Friday, April 5, 2013

Carolina Beach Hotel | "Game meant to be played in 2,000 years gets buried in desert"


Source     :  http://news.cnet.com
Category   : Carolina Beach Hotels
By             :  Beach Hotel
Posted By  : Hotels Carolina Beach NC


The cathedrals of Europe took centuries to build, surviving political upheavals for the benefit of future generations. Can a board game created today also last that long?
Carolina Beach Hotel
Carolina Beach Hotel

That's what game designer Jason Rohrer was shooting for when he unveiled A Game for Someone, winner of the Game Design Challenge at the recent Game Developers Conference (GDC) in San Francisco.
Rohrer, who has created titles such as The Castle Doctrine, designed A Game for Someone for a challenge titled "Humanity's Last Game," which it won.

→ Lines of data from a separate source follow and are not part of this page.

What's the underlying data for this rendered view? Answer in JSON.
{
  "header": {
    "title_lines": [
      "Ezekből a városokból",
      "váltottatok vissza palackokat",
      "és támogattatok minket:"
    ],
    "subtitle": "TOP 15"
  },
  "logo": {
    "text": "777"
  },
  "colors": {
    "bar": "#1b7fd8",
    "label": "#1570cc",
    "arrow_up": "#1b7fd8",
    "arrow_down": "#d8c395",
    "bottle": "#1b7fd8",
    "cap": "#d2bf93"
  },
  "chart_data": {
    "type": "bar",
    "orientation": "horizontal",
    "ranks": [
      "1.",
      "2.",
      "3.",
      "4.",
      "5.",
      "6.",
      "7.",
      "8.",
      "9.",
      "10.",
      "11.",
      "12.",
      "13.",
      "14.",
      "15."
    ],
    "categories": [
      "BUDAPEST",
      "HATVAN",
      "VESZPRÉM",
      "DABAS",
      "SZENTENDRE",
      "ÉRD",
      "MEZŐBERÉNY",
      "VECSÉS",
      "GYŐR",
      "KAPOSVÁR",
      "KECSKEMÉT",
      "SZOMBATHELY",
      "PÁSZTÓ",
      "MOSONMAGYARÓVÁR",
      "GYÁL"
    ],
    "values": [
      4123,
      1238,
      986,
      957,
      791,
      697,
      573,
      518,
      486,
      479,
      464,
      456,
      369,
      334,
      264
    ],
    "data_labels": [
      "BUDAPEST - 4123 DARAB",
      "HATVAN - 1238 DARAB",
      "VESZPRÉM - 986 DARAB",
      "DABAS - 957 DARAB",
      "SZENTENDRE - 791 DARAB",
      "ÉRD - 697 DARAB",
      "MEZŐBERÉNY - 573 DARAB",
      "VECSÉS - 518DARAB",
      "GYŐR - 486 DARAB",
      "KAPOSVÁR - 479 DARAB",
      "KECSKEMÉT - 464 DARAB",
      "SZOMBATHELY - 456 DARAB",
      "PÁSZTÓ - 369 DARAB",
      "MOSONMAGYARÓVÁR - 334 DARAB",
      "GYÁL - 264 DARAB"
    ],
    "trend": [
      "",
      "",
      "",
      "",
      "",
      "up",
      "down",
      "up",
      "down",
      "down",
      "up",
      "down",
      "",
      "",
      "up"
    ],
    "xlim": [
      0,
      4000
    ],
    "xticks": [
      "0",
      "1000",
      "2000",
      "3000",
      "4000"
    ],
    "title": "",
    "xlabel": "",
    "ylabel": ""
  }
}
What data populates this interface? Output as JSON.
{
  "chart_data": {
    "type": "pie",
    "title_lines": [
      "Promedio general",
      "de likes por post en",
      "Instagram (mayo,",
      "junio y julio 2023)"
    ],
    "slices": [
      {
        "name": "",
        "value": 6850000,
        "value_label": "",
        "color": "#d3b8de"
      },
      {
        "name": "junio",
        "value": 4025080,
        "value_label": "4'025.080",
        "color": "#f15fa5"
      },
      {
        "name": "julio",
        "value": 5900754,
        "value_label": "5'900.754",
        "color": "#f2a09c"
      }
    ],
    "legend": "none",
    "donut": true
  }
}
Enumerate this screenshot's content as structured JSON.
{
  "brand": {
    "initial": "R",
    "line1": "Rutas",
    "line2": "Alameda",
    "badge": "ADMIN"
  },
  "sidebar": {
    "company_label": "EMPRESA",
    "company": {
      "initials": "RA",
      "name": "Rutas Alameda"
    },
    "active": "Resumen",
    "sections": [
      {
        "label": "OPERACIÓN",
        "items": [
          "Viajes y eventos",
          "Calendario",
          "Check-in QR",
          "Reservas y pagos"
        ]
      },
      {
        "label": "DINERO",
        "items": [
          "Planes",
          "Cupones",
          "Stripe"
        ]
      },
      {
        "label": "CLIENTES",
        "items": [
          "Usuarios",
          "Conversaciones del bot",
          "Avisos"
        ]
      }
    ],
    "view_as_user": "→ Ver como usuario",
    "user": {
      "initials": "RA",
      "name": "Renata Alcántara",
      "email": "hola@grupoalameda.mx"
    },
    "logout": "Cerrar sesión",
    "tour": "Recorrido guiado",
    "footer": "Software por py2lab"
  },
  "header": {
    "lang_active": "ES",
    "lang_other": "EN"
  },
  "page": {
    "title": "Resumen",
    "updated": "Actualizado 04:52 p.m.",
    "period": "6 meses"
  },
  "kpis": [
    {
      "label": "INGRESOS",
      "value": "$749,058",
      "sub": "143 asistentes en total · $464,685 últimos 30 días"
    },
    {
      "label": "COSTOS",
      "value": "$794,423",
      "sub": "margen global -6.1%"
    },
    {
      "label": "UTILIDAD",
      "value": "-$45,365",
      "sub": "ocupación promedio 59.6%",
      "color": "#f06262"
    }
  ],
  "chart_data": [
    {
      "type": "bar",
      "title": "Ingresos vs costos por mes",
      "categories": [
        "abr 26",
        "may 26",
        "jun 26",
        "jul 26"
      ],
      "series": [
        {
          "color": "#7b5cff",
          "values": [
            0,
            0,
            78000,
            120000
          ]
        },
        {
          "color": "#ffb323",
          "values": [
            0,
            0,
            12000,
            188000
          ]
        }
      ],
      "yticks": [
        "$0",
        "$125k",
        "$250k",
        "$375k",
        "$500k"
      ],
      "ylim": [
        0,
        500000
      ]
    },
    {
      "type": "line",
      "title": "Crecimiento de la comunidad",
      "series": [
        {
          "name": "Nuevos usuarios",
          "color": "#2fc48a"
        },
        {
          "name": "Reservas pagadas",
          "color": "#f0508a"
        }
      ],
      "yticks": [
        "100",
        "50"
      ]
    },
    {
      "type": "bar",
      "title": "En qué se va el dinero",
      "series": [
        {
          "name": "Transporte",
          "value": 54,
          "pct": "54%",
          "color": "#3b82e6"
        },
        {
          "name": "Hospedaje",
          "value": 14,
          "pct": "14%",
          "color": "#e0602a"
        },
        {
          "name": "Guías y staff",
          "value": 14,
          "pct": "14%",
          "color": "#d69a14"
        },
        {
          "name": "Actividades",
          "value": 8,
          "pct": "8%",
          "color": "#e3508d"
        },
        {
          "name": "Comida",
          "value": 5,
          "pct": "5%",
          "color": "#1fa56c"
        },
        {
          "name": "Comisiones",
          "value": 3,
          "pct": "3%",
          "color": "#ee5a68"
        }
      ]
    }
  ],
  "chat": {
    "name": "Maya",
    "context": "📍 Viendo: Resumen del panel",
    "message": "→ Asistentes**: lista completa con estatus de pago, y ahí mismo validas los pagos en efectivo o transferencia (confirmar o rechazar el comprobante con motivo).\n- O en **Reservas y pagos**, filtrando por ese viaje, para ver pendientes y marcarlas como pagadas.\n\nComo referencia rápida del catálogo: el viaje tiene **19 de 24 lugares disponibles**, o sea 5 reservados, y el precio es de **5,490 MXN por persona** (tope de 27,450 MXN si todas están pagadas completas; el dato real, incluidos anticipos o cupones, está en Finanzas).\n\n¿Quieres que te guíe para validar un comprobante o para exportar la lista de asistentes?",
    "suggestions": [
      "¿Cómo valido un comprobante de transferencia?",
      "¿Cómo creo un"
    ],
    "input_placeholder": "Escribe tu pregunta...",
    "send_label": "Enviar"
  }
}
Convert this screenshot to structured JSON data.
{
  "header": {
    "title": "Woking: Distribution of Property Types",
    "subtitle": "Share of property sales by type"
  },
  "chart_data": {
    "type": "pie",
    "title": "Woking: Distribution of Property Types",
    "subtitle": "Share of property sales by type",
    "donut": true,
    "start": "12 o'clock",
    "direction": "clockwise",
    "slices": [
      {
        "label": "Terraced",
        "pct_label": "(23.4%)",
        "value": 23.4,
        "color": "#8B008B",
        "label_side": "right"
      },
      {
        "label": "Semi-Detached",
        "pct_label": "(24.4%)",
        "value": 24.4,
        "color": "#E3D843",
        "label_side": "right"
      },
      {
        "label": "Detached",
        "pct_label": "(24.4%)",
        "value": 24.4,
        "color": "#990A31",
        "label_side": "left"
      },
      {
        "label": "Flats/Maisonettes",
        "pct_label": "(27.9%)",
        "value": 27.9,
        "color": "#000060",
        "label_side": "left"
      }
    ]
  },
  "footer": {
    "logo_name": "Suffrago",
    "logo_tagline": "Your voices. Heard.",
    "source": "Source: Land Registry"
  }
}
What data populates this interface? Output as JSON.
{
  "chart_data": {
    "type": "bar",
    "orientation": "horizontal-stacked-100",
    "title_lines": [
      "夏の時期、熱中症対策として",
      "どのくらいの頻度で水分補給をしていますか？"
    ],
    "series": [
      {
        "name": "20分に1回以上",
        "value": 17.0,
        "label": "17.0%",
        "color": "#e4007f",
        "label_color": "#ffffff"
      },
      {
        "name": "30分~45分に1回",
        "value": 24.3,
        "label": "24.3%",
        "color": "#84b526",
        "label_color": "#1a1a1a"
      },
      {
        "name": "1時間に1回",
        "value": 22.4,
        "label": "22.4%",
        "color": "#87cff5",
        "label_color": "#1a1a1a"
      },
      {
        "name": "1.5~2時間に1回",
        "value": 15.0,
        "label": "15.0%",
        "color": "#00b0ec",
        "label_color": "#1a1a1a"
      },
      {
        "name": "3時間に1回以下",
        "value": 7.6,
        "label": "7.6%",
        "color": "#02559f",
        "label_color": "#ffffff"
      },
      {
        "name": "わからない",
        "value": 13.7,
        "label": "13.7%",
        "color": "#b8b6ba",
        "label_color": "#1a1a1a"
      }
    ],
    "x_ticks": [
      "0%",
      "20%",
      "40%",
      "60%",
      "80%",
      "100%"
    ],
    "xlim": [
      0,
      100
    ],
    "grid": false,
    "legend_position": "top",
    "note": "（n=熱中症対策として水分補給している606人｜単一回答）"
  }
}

Rohrer's new board game is meant to be played not by anyone alive today, but by people some 2,000 years in the future, assuming our species survives that long. To that end it has been buried somewhere in the Nevada desert, Polygon tells us.

"I wanted to make a game that is not for right now, that I will never play," the website quoted Rohrer as saying, "and nobody now living would ever play."
Inspired by the Mancala group of board games, A Game for Someone was tested in video game form by AI algorithms, and apparently Rohrer did not even play it himself.

It was designed to last through the ages, with the 18x18-inch board and silver cylindrical pieces machined from about 30 pounds of titanium.
The rules, which Rohrer has kept secret, were printed as diagrams on acid-free paper, sealed in a Pyrex tube, and housed in more titanium.

Rohrer then buried the game at a secret location in the Nevada desert, but kept the GPS location.
With dramatic panache, after describing the game he had GDC attendees open envelopes he had distributed. They contained a total of 1 million GPS coordinates.
"He estimates that if one person visits a GPS location each day with a metal detector, the game will be unearthed sometime within the next million days--a little over 2,700 years," Polygon noted.